Sadly, Occam's Razor is never enough for some people. The story is getting more than 3,000 Diggs.
So what on Earth am I doing posting this in a blog dedicated to reinvention? Because I think newsies will get as steamed as I am about it. I think many will use this as evidence of the wackjobs on the Internet and say "See! The Web is full of ignorant clowns who aren't interested in the truth!"
And I'm here to say it doesn't matter a bit.
Because in the wilderness of the Web, there is even room for the crazies. I was talking to a friend who was lamenting a chain email she got. Surely the Web is to blame. But I reminded her that chain letters go back to the snail mail days. And, as a kid, I was responsible for forwarding way more of those.
In fact, nearly every Web nuisance has a real world antecedent. Conspiracy theories? JFK. UFOs. Fake offers for pills that don't work? You can still find them in alternative papers (and the classifieds of mainstream papers).

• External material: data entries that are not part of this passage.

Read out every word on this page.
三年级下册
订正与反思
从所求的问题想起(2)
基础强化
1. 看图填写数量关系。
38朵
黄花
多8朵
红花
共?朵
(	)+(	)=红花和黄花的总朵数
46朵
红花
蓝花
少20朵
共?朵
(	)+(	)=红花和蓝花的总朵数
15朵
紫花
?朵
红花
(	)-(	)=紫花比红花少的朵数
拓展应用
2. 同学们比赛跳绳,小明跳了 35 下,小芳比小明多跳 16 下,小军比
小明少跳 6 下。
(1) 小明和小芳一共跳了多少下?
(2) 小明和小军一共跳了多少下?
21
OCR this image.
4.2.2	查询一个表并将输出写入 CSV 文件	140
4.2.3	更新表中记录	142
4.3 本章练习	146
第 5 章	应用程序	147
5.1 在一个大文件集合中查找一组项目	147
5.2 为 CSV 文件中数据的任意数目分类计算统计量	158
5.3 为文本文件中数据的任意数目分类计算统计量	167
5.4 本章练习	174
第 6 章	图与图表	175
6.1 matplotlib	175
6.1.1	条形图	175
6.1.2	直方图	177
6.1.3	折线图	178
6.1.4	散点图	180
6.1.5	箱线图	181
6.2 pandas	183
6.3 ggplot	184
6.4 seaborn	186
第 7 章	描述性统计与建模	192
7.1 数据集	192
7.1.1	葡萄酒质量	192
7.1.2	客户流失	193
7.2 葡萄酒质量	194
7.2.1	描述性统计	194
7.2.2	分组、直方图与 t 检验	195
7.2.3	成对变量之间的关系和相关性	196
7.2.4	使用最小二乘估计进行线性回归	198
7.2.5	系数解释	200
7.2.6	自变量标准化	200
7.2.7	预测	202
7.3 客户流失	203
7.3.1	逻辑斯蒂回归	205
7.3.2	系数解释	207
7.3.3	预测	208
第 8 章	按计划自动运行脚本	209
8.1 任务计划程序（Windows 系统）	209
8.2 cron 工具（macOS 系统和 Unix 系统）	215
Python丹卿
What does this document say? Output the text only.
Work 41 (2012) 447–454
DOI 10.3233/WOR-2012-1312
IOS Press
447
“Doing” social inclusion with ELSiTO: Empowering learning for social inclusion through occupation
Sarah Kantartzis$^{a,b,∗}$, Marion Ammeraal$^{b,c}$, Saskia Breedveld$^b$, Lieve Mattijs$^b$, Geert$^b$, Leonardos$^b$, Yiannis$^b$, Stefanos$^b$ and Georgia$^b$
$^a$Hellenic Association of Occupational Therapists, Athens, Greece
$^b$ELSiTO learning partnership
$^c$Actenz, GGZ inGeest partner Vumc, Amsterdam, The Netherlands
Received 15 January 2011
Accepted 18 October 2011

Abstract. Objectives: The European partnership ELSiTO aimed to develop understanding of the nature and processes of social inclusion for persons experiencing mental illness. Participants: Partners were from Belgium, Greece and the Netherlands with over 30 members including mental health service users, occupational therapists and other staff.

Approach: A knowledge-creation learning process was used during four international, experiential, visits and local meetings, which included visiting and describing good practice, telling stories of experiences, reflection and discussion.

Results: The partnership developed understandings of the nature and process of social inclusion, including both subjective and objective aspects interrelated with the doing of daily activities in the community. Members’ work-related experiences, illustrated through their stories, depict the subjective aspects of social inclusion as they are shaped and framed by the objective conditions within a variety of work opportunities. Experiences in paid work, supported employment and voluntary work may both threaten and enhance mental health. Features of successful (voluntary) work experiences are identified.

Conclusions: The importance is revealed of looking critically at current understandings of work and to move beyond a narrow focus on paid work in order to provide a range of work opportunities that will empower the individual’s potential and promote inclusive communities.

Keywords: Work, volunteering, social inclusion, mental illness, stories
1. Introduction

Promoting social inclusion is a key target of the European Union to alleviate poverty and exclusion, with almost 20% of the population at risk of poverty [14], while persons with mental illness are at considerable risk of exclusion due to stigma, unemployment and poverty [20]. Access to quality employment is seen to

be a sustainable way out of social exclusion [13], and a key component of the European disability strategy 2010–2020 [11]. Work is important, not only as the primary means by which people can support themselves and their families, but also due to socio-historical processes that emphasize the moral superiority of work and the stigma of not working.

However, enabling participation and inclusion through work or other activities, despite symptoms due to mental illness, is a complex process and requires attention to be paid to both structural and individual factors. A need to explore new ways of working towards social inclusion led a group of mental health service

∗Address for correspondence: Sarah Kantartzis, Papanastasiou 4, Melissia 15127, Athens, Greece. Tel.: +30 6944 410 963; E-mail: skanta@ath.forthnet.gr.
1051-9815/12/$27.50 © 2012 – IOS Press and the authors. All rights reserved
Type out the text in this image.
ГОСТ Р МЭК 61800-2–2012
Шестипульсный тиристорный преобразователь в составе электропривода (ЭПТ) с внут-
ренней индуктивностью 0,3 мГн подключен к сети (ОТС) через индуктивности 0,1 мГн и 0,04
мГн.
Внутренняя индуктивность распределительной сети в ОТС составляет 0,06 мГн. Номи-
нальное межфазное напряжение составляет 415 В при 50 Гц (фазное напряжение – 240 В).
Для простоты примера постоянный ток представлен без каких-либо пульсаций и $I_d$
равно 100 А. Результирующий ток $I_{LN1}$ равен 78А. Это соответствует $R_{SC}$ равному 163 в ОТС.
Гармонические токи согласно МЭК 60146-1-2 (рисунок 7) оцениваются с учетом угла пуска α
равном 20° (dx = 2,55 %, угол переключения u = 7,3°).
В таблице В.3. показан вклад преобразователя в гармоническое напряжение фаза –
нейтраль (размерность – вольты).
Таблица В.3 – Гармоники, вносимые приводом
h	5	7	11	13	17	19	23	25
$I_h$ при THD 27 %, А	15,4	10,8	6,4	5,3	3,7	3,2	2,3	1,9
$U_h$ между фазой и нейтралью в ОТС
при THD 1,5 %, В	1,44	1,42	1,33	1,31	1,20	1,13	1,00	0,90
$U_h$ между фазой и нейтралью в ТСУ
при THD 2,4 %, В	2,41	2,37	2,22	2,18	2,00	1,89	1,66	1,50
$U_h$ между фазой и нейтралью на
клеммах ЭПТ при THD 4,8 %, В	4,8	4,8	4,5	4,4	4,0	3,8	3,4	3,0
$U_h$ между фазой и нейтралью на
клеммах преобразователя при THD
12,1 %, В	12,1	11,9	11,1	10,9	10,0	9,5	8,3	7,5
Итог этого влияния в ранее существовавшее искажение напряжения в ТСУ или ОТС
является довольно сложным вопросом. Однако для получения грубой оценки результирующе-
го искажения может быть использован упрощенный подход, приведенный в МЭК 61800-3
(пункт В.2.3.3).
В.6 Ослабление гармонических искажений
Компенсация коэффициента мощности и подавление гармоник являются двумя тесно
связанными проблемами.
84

We look at examples of some blogs that go to the extreme and say "that's why we need professional journalists." But that's not why we need professional journalists. We need professional journalists because there is so much work to be done in covering our communities, aggregating the great local content and being a trusted resource of information. Being better than a few whack jobs doesn't give me a reason for being. Helping reinvent how we do what we do and being in on the ground floor of this wonderful and important shift is our mission now.
Sometime the reinvention gets messy. That's terrific, isn't it?